A rigorous formal challenge is a useful exercise for any poet although it can be taken to such extremes that it is rendered somewhat pointless.
What I thought I'd try to do, and have just done, is write a 26-line poem in which the lines begin with a,b,c, in alphabetical order and end with z,y,x in reverse order and have 10 syllables per line.
Why, I don't know. But here it is, anyway.

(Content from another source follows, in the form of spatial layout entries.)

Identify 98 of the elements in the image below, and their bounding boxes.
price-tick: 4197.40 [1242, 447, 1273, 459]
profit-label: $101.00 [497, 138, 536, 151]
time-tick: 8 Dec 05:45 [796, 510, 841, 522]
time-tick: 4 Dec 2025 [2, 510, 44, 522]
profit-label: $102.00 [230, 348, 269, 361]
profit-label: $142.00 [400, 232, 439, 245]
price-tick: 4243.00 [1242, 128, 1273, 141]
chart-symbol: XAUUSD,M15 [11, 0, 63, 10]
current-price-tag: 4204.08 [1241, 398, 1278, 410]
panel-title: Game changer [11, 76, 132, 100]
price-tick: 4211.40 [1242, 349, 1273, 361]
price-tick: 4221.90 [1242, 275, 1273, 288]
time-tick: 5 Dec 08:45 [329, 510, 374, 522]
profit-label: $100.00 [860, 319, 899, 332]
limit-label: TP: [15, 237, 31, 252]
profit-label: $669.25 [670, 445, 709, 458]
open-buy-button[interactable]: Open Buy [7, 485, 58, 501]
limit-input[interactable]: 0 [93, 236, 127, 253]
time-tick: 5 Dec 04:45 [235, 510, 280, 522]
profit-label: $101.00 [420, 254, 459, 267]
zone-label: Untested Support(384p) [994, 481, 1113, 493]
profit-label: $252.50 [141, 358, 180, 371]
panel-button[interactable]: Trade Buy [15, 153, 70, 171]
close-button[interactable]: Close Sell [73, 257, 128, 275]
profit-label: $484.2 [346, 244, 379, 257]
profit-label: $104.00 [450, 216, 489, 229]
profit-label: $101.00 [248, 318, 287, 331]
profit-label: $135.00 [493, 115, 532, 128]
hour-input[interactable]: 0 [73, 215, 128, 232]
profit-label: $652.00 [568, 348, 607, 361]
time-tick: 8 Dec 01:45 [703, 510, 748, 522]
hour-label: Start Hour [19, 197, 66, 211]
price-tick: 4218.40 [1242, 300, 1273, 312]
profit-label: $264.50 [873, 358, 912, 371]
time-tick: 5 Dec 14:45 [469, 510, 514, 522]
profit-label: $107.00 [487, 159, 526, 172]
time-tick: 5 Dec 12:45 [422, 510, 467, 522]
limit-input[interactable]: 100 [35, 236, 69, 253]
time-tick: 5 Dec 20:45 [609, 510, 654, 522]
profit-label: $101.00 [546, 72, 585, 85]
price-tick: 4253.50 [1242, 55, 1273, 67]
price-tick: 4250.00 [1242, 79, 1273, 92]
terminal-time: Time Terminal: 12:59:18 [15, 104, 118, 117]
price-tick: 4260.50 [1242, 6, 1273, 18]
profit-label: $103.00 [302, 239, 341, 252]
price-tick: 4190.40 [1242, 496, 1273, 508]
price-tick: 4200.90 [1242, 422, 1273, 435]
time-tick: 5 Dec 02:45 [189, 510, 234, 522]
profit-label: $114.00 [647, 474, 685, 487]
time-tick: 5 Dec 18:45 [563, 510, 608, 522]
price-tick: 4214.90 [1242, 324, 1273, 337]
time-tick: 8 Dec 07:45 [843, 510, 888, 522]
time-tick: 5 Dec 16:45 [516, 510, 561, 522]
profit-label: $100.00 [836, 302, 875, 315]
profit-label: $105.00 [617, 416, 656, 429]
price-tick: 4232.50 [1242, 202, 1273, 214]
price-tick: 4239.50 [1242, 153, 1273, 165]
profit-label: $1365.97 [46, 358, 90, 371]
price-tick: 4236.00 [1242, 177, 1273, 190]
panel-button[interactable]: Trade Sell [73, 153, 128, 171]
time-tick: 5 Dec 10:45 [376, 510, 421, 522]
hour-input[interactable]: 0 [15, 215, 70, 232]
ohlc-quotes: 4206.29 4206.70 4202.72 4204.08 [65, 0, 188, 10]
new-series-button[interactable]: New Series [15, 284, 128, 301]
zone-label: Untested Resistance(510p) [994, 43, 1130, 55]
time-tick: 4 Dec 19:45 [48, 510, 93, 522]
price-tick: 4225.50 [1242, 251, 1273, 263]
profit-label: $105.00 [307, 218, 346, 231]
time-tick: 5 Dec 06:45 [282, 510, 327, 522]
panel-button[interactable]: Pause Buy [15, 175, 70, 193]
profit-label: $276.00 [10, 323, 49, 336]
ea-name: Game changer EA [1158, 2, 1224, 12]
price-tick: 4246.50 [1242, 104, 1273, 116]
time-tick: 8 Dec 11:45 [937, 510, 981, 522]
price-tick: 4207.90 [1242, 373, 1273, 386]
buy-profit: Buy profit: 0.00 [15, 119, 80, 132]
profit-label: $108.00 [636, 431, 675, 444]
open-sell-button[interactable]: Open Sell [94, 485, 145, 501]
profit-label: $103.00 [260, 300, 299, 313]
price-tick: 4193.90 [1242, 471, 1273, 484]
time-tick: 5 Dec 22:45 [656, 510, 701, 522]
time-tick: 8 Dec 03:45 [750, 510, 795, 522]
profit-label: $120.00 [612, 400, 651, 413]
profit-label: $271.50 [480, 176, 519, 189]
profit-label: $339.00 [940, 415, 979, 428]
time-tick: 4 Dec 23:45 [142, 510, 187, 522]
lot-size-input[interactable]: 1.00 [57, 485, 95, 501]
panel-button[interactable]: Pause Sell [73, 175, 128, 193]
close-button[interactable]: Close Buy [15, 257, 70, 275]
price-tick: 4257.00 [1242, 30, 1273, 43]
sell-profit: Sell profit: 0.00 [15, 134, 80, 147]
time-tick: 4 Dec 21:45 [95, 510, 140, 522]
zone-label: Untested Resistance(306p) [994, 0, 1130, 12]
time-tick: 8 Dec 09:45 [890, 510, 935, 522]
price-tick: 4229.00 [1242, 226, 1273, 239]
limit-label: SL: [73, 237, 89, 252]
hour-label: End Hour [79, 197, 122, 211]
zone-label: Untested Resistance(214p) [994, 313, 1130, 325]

An A-Z of Music and back again
A saxophonist who liked to play some jazz
Before bedtime, at the end of the day,
Couldn’t, for some strange reason, find his sax,
Didn’t know where it was, although he knew,
Even though he’d lent it to some spiv,
For one night only, and, in fact, in lieu-
God only knows why- of some short-term debt
He owed. So had to go to bed, undress
In silence that night, jazzless, and under
Just a bit of duress, but PDQ,
Keeping his socks on so that he could slip
Lightly out of bed to fetch his kazoo
Meanwhile if he could formulate a plan,
Not giving up hope of his late-night jam,
Only if he was he able to recall
Perhaps if it was in among the stack,
Quaintly kept from when he was a D.J.,
Roughly somewhere behind his old hi-fi
So that is where he first began his search.
Then, in the midnight hour, he was agog,
Unsurprisingly, for it was as if
Very lucky for him a love supreme
Was looking after him for there he found
Xylophones and the means to make music
You couldn’t have imagined. Here’s the rub-
Zestfully, he played excerpts from opera.